Es ging ja nur darum, daß bis er in die Schule kommt, muß er schon fehlerfrei die gesamte Werke von Goethe und Cervantes schreiben können und er muß Schiller und Grass stimmungsvoll rezitiern können!!
Sonst gar nichts!!! *kopfschütteln, kopfschütteln*

Dein Sohn schreibt meiner Meinung nach nicht. Er malt
Buchstaben ab, wie er Pferde abmalt.

OK wie auch immer. du nennst das Buchstaben abmalen und ich nenne das die Ansätze von Schreiben. Jeder das seine.

(oder würdest du auch darauf
bestehen, dass er heute schon Auto fahren lernt, wenn er den
Wunsch äußert, er wolle Auto fahren lernen? Wohl kaum).

Ich finde dieses Beispiel hinkt gewaltig. Daher gehe ich nicht
weiter darauf ein.

Ich finde, dass sich hier zunehmend herrauskristallisiert,
dass du die treibende Kraft hinter dem ganzen bist.

Ich dagegen denke, daß du Dich hier so sehr hinausgesteigert hast, daß Du schon selber Sachen liest, die keiner geschrieben oder gesagt hat. ich kann mich erneut wiederholen und sagen: Es geht nie und niemals darum was er können muß oder nicht muß. Es ging um das was er am liebsten macht und ob man das unterstützt. Aber wer nicht verstehen will…

Offenbar hast du dir in den Kopf gesetzt, dein Sohn müsse
jetzt „schreiben“.

So ein haushohen quatsch habe ich lange nicht mehr gehört. Warum interpretierst DU sachen die ich nicht gesagt habe??? wo steht es dass ich ihm zwinge Buchstaben zu malen oder irgendwas ind er Art???

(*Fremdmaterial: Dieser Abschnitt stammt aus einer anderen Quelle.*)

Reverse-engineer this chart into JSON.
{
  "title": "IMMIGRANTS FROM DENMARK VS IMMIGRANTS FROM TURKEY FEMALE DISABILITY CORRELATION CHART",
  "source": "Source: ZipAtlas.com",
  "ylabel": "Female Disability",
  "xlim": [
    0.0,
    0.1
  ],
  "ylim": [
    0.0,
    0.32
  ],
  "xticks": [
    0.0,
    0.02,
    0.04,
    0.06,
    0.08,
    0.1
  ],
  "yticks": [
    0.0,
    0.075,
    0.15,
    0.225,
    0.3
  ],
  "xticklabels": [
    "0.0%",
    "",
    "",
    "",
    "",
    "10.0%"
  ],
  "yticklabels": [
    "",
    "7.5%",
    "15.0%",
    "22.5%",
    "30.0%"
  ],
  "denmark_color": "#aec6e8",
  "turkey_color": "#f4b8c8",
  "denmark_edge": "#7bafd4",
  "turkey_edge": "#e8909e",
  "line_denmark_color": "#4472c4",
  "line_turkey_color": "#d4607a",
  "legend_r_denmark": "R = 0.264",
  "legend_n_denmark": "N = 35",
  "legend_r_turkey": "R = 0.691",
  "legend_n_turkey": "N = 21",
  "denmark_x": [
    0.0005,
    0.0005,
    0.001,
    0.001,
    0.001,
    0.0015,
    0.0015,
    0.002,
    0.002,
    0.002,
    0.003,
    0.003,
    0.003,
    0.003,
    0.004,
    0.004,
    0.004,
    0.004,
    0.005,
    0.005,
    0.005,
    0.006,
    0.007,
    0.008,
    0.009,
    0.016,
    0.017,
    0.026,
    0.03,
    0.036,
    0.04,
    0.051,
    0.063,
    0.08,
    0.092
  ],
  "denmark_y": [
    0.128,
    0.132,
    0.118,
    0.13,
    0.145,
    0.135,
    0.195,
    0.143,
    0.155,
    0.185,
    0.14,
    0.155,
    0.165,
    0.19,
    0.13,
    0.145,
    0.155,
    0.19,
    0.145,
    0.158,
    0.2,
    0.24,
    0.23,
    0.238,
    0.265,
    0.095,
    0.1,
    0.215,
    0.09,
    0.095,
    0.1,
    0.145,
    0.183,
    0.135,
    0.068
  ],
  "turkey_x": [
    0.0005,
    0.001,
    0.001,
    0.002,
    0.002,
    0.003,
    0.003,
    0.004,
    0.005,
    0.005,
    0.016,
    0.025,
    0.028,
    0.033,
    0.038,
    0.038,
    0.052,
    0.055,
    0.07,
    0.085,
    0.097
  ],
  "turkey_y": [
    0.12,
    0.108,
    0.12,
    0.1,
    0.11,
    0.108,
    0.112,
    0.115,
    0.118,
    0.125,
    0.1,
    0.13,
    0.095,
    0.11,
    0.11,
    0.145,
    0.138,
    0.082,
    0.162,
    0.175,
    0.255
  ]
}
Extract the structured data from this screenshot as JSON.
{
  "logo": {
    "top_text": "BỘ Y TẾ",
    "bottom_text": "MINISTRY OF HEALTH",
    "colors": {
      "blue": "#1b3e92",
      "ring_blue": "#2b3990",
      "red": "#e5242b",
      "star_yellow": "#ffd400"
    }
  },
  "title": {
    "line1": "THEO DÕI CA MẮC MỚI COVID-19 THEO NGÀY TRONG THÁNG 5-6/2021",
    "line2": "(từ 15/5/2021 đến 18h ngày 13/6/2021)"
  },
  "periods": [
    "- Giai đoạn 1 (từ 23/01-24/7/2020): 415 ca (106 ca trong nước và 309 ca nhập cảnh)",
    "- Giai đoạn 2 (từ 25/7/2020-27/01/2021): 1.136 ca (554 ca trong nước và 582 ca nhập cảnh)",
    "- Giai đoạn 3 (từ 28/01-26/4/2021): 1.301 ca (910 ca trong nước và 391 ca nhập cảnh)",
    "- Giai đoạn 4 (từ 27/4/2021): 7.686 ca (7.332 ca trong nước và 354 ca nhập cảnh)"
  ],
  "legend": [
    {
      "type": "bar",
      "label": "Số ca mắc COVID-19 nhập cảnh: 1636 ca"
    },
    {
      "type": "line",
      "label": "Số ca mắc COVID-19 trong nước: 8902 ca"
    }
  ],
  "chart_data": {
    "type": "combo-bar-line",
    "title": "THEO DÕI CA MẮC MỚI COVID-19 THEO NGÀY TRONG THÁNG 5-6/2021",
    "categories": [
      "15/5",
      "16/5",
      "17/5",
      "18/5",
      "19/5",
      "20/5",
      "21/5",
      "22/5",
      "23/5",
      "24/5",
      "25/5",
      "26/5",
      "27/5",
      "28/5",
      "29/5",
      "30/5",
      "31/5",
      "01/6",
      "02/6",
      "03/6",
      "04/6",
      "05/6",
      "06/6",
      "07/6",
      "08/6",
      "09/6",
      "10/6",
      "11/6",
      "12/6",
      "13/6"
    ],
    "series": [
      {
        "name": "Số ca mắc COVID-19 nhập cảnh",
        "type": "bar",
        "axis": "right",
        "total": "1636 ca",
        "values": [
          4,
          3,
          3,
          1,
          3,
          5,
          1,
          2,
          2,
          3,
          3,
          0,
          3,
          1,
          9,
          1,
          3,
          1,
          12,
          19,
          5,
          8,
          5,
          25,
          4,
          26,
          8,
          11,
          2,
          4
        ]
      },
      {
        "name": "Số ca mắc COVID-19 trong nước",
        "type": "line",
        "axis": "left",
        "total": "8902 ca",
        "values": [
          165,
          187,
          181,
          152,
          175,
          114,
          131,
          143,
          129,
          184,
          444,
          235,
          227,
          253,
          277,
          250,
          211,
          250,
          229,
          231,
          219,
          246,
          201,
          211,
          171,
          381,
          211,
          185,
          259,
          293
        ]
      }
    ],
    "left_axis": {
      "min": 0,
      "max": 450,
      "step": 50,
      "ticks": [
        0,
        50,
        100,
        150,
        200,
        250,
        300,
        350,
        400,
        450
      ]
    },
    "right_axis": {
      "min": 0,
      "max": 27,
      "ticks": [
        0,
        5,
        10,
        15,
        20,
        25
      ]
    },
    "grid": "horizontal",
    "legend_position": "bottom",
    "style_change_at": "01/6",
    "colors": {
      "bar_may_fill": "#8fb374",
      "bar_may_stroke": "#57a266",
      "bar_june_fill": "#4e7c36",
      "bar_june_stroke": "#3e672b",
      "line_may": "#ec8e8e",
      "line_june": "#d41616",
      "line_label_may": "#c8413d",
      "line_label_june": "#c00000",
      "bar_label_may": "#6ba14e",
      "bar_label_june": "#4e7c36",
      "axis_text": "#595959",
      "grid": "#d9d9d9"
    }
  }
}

Jeder Versuch, dich ein bisschen

auszubremsen, wird von dir mit Abwehr oder Ignorieren
quittiert. Wem willst du damit einen Gefallen tun?

Dir ganz sicher nicht. Ich weiß nämlich nicht weder was du damit bezweckst, noch was ich Deiner Meinung nach zu bremsen hätte…

Du hast mein Beispiel nicht verstanden. Es geht daraum, dass
Kinder häufig etwas wollen, was sie noch nicht können,

In meinem Beispiel geht es ganz genauso darum.

weil
ihnen dazu die Voraussetzungen fehlen (vielleicht will dein
Sohn auch mal das Radio auseinandernehmen, würdest du ihn
lassen unter der Bedingung, dass er es dann auch wieder
richtig zusammensetzt?).

Nein, aber ich würde durchaus einen Plastikteil kaufen, der so ähnlich ist wie eine richtige Radio, möglichst mit den Teilen drin und dann doch aufmuntern, dies aufzubauen. Ich sehe da absolut nichts verwerfliches. Da erwartungsgemäß das nicht schaffen würde, würde ich zur Seite stehen um ihn zu unterstützen (mit zB. die Spiel- bzw Montageanleitung oder würde ein Ingenieur fragen: zB Sein papa)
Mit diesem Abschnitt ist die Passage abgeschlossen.